Using Machine Learning for Land Cover Classification: A Python Approach

Niken Andika Putri
Age of Awareness
Published in
6 min readDec 4, 2024
Sentinel-2A images (RGB composite) captured on August 9th, 2020

Land use and land cover (LULC) classification play a pivotal role in the forestry and agriculture sectors, whether for plantation management, ecosystem restoration, carbon market initiatives, or other applications. Monitoring land cover and land use changes is a mandatory task for concession owners, requiring consistent and accurate analysis of their concession areas.

As a GIS analyst, I initially relied on manual processes or pre-built software tools to perform these classifications. While these methods worked, they often lacked the flexibility to accommodate specific needs or adapt to unique challenges. Manual workflows also become impractical when managing large areas, especially in scenarios that demand frequent or real-time updates.

The LULC classification typically relies on satellite imagery, aerial photographs, or drone imagery. Satellite images, available as free or high-resolution commercial options, offer various sensors and resolutions tailored to diverse objectives. Optical and Synthetic Aperture Radar (SAR) data are particularly valuable for capturing diverse landscape features. The temporal nature of these datasets allows near-real-time monitoring, making it easier to track changes and manage forest assets efficiently.

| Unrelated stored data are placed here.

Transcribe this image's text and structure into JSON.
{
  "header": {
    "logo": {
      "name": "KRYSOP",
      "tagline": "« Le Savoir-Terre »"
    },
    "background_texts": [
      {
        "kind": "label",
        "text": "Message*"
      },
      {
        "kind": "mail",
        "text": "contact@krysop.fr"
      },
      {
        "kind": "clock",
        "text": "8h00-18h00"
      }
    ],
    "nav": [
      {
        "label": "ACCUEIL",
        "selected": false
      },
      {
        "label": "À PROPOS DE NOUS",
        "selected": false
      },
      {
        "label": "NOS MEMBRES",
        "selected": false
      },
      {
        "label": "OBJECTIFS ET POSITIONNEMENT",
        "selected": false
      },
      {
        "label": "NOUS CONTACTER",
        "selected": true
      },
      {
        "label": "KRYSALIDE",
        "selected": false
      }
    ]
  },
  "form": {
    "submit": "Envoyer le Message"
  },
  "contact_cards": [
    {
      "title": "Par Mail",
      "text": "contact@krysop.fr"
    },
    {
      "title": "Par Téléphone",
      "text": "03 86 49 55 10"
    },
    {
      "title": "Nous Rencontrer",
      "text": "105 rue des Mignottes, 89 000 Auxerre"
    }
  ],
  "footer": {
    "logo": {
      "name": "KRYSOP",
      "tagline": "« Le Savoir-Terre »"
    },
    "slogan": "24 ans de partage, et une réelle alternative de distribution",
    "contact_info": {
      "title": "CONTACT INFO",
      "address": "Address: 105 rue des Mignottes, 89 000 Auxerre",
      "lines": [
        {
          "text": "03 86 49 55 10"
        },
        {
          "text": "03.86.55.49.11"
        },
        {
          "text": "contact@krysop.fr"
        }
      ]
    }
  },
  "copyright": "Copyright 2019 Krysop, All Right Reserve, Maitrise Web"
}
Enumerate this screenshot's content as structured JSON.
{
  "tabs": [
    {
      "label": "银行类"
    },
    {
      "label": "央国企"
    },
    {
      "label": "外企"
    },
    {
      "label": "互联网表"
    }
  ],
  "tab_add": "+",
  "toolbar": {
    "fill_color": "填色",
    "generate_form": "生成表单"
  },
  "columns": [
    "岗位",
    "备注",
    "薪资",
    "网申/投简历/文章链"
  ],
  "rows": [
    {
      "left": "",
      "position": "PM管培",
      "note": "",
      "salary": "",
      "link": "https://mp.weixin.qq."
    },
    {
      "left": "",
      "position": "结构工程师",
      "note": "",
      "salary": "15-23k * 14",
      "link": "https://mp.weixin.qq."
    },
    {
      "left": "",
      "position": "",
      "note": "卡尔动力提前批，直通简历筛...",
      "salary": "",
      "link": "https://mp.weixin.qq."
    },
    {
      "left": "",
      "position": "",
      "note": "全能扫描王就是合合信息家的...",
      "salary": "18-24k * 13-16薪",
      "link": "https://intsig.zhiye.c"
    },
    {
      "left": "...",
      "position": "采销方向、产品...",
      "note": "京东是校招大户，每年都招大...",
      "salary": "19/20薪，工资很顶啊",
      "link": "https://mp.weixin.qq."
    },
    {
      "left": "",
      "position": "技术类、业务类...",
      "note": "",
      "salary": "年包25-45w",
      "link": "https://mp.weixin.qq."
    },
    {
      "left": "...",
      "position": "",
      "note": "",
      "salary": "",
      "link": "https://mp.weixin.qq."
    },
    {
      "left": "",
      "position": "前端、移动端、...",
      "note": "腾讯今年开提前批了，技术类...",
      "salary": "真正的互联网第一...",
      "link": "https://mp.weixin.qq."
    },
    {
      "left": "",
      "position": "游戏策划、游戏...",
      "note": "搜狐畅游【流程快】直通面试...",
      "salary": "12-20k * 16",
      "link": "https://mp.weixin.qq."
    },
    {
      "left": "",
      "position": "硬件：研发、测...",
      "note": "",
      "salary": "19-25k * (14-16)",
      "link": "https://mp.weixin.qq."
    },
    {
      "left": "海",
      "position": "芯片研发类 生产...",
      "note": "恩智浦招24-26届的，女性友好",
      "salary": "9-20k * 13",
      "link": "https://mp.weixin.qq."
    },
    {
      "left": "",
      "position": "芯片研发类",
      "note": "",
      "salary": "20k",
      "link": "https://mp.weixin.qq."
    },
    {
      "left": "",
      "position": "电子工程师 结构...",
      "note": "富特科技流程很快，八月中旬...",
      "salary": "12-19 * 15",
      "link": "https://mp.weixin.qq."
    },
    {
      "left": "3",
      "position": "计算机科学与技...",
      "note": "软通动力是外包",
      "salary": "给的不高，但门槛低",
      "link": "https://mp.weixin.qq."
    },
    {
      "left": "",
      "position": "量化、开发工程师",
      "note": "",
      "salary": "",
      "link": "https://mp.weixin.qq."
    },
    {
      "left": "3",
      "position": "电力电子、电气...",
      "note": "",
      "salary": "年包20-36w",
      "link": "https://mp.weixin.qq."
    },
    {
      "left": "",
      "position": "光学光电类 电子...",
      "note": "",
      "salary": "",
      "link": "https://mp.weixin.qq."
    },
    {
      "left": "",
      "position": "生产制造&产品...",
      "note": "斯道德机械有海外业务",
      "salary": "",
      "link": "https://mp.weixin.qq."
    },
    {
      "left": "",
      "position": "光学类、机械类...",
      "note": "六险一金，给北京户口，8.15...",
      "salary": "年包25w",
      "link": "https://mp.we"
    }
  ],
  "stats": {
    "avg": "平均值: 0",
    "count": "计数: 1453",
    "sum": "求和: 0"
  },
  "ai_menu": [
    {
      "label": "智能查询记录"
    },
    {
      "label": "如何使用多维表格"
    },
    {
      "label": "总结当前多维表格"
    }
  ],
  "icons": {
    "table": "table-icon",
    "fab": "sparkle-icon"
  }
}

This article provides a step-by-step guide to land cover classification using Python, covering data acquisition and preprocessing, feature extraction and preparation of training/testing datasets, model training and accuracy assessment, and prediction and exporting of results. By leveraging Python’s powerful tools and libraries for machine learning and geospatial data processing, we can create customized, efficient solutions tailored to land cover classification. This journey represents my first step into combining Python, machine learning, and spatial data — let’s dive in together!

Due to the complexity of the code, it will not be displayed here. However, the complete script can be accessed through the link provided at the end of the article.

1. Data Acquisition and Preprocessing

For this project, I will use optical data from Sentinel-2A, part of the Copernicus program, which can be downloaded from here. Out of its 13 spectral bands, I will focus on 7 bands for the analysis, specifically those capturing RGB (Red, Green, Blue) and NIR (Near-Infrared) wavelengths. Additionally, the Normalized Difference Vegetation Index (NDVI) will be incorporated to enhance the prediction accuracy.

The preprocessing step ensures the data is ready for analysis. Since my Area of Interest (AoI) is cloud-free, I skipped cloud masking. Instead, I clipped the data to the AoI, stacked the selected bands, and scaled the reflectance values by dividing them by 10,000. This scaling converts the raw values into standardized reflectance units, making them easier to work with.

To obtain labeled sample data, I referenced datasets provided by the Ministry of Environment and Forestry based on the Regulation of the Director General of Forestry Planning Number: P.1/VII-IPSDH/2015 concerning Guidelines for Monitoring Land Cover. Using GIS software, I created a shapefile containing point locations, each annotated with its respective land use/land cover (LULC) class as an attribute. For this tutorial, the dataset includes ten distinct LULC classes.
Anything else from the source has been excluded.